第9話

みんな揃ったところで、ほとんど料理の準備は出来ていたらしく、ご飯まで自己紹介がてら話をする事に。



リビングのソファーに促されて座る。私の隣には素早く場所を陣取った、蓮君が物凄く密着して座る。



お茶の用意をする蒼さんの手伝いをしようとしたけれど、すぐに止められてしまった。



引き下がらない私に、蓮君はいつも通り気だるげに「峯崎さんが行くから」と言った。



確かに、蓮君が言う前に、いつの間にか蒼さんの隣で手伝いを始めていた唯。



蓮君を見るけれど、微笑んだだけでそれ以上何も言わなかった。



手伝いが二人もいたら邪魔になると思い、渋々大人しく座る。



「ねぇ、冴香ー。唯って、蒼さんみたいなタイプが好きなのかな?」



莉央奈から突然そう問われ、自然と二人を見ると、確かにいつものクールな唯からは見られる事が少ない、優しいというか、可愛い笑顔が見られた。



「あれは、恋する子の顔だな」



「さっすがー。タラシな頼が言うと説得力あるー」



「莉央奈ちゃん、ちょっと失礼だよ君。俺はタラシじゃなくて、フェミニストなんだよ」



言い聞かせるみたいに言う桂川君の話を、莉央奈は「はいはい」と適当に受け流していて、それにまた桂川君が食い下がる。



「何の話?」



お茶の用意を持って、唯と蒼さんが戻って来る。



桂川君の話の流れで、恋愛や男女の話になる。



私はその辺には経験がなく、疎いので聞く側に回っていた。



同じように、聞かれたりしない限りは、蓮君も黙って聞いている。



「蒼さんは彼女さんいらっしゃらないんですか?」



唯が蒼さんに聞いた。



蒼さんは苦笑しながら口を開く。



「俺は恋愛はいいかな。バイトと大学で忙しいし、何より面倒だからね」



「忙しい割に、兄貴は何気に女と遊んでるよな」



隣で蓮君が呟いた。



「家に連れてくるわけじゃないのに、蓮はよく見てるよな」



「えー、蒼さん遊んでるんですかー?」



莉央奈が笑いながら言うと、少し困ったように笑う。



「まぁ、お互い気楽な方がいいからさ。心にも体にも、ね」



言った後、声をトーンを少し下げる。



「ただね、蓮や莉音にはちゃんとした素敵な恋愛をして欲しいと思ってる。うちの両親も大恋愛して、いまだに気持ち悪いくらい仲がいいし、みんなが幸せになればそれで十分だ」



自分はどうでもいいみたいな言い方に引っかかりながら、蓮君を盗み見る。



何とも言えない顔で、兄を見ている。



「えー、じゃぁ、蒼さんは恋愛する気ないんですか? もしかして、過去に何か物凄い事があったとかっ!?」



「あはは、まぁ、生きてればそれなりに色々あるよね。
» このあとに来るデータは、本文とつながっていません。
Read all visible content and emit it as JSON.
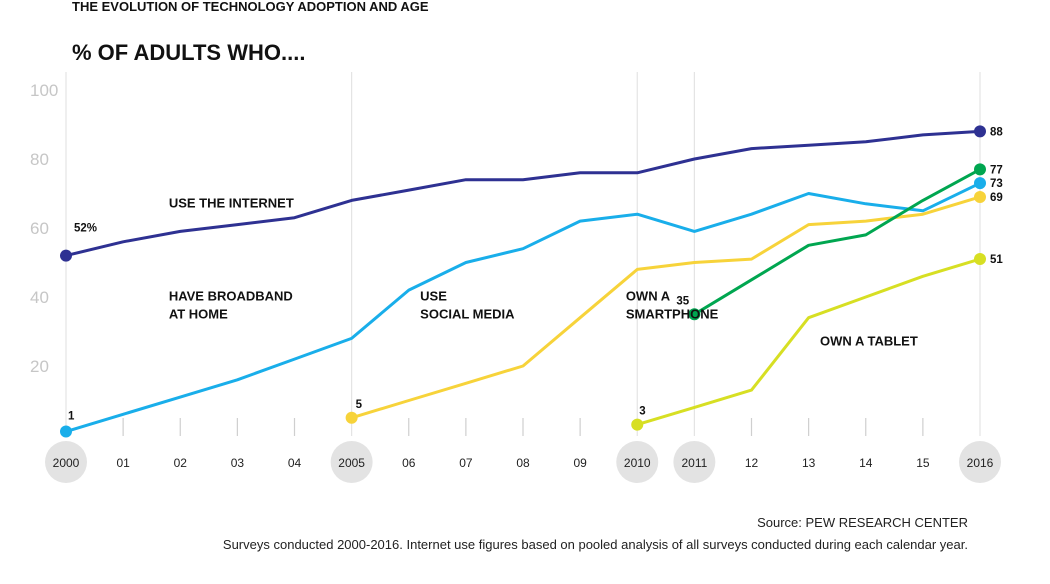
{
  "supertitle": "THE EVOLUTION OF TECHNOLOGY ADOPTION AND AGE",
  "title": "% OF ADULTS WHO....",
  "source": "Source: PEW RESEARCH CENTER",
  "note": "Surveys conducted 2000-2016. Internet use figures based on pooled analysis of all surveys conducted during each calendar year.",
  "chart_data": {
    "type": "line",
    "title": "% OF ADULTS WHO....",
    "xlabel": "",
    "ylabel": "",
    "ylim": [
      0,
      100
    ],
    "yticks": [
      20,
      40,
      60,
      80,
      100
    ],
    "x": [
      2000,
      2001,
      2002,
      2003,
      2004,
      2005,
      2006,
      2007,
      2008,
      2009,
      2010,
      2011,
      2012,
      2013,
      2014,
      2015,
      2016
    ],
    "xtick_labels": [
      "2000",
      "01",
      "02",
      "03",
      "04",
      "2005",
      "06",
      "07",
      "08",
      "09",
      "2010",
      "2011",
      "12",
      "13",
      "14",
      "15",
      "2016"
    ],
    "highlighted_years": [
      2000,
      2005,
      2010,
      2011,
      2016
    ],
    "series": [
      {
        "name": "USE THE INTERNET",
        "label_lines": [
          "USE THE INTERNET"
        ],
        "color": "#2e3192",
        "x": [
          2000,
          2001,
          2002,
          2003,
          2004,
          2005,
          2006,
          2007,
          2008,
          2009,
          2010,
          2011,
          2012,
          2013,
          2014,
          2015,
          2016
        ],
        "values": [
          52,
          56,
          59,
          61,
          63,
          68,
          71,
          74,
          74,
          76,
          76,
          80,
          83,
          84,
          85,
          87,
          88
        ],
        "start_label": "52%",
        "end_label": "88"
      },
      {
        "name": "HAVE BROADBAND AT HOME",
        "label_lines": [
          "HAVE BROADBAND",
          "AT HOME"
        ],
        "color": "#19aeea",
        "x": [
          2000,
          2001,
          2002,
          2003,
          2004,
          2005,
          2006,
          2007,
          2008,
          2009,
          2010,
          2011,
          2012,
          2013,
          2014,
          2015,
          2016
        ],
        "values": [
          1,
          6,
          11,
          16,
          22,
          28,
          42,
          50,
          54,
          62,
          64,
          59,
          64,
          70,
          67,
          65,
          73
        ],
        "start_label": "1",
        "end_label": "73"
      },
      {
        "name": "USE SOCIAL MEDIA",
        "label_lines": [
          "USE",
          "SOCIAL MEDIA"
        ],
        "color": "#f7d33a",
        "x": [
          2005,
          2006,
          2007,
          2008,
          2009,
          2010,
          2011,
          2012,
          2013,
          2014,
          2015,
          2016
        ],
        "values": [
          5,
          10,
          15,
          20,
          34,
          48,
          50,
          51,
          61,
          62,
          64,
          69
        ],
        "start_label": "5",
        "end_label": "69"
      },
      {
        "name": "OWN A SMARTPHONE",
        "label_lines": [
          "OWN A",
          "SMARTPHONE"
        ],
        "color": "#00a650",
        "x": [
          2011,
          2012,
          2013,
          2014,
          2015,
          2016
        ],
        "values": [
          35,
          45,
          55,
          58,
          68,
          77
        ],
        "start_label": "35",
        "end_label": "77"
      },
      {
        "name": "OWN A TABLET",
        "label_lines": [
          "OWN A TABLET"
        ],
        "color": "#d7df23",
        "x": [
          2010,
          2011,
          2012,
          2013,
          2014,
          2015,
          2016
        ],
        "values": [
          3,
          8,
          13,
          34,
          40,
          46,
          51
        ],
        "start_label": "3",
        "end_label": "51"
      }
    ]
  }
}
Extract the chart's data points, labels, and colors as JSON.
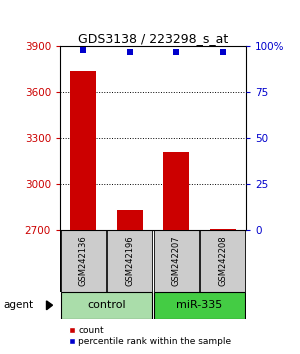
{
  "title": "GDS3138 / 223298_s_at",
  "samples": [
    "GSM242136",
    "GSM242196",
    "GSM242207",
    "GSM242208"
  ],
  "counts": [
    3740,
    2830,
    3210,
    2710
  ],
  "percentiles": [
    98,
    97,
    97,
    97
  ],
  "ylim_left": [
    2700,
    3900
  ],
  "ylim_right": [
    0,
    100
  ],
  "yticks_left": [
    2700,
    3000,
    3300,
    3600,
    3900
  ],
  "yticks_right": [
    0,
    25,
    50,
    75,
    100
  ],
  "ytick_labels_right": [
    "0",
    "25",
    "50",
    "75",
    "100%"
  ],
  "bar_color": "#cc0000",
  "dot_color": "#0000cc",
  "sample_bg_color": "#cccccc",
  "group_colors": [
    "#aaddaa",
    "#44cc44"
  ],
  "left_tick_color": "#cc0000",
  "right_tick_color": "#0000cc",
  "bar_width": 0.55,
  "dot_size": 25,
  "group_spans": [
    [
      0,
      1,
      "control"
    ],
    [
      2,
      3,
      "miR-335"
    ]
  ],
  "grid_ticks": [
    3000,
    3300,
    3600
  ]
}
俺の話は特に面白いものもないから、はい、これで終わりっ!」



両手を合わせてパンッと叩いて、自ら話を終わらせる。



えーっと不満そうにした莉央奈を、桂川君が宥める。



莉央奈は凄い。



人が聞き辛いような事を、何の躊躇もなく口に出来てしまう。



前に一度、莉央奈が今のように深くを聞こうとした子が「何で人が触れて欲しくない事を、そんなに根掘り葉掘り聞いてくるのっ!?」と怒った事があった。



すると、莉央奈は真剣な顔でまっすぐその子を見つめて「今聞きたい事を聞けずに、後悔するのはもう嫌だから」と答えた。



そういう所を嫌がる人もいるけど、私は莉央奈の物怖じしないところとか、正直に堂々としている所が好きだった。



私にはない部分だ。



そして、唯が蒼さんを見ながら、一瞬だけど少し悲しそうな顔をしているのを、私は見逃さなかった。



やっぱり唯は、蒼さんをそういう目で見ているのか。



そうだとしたら、恋愛を好まない蒼さんを相手にするのは難しいのかもしれない。



友達の恋愛は応援したいけれど、私に何か出来る事はあるだろうか。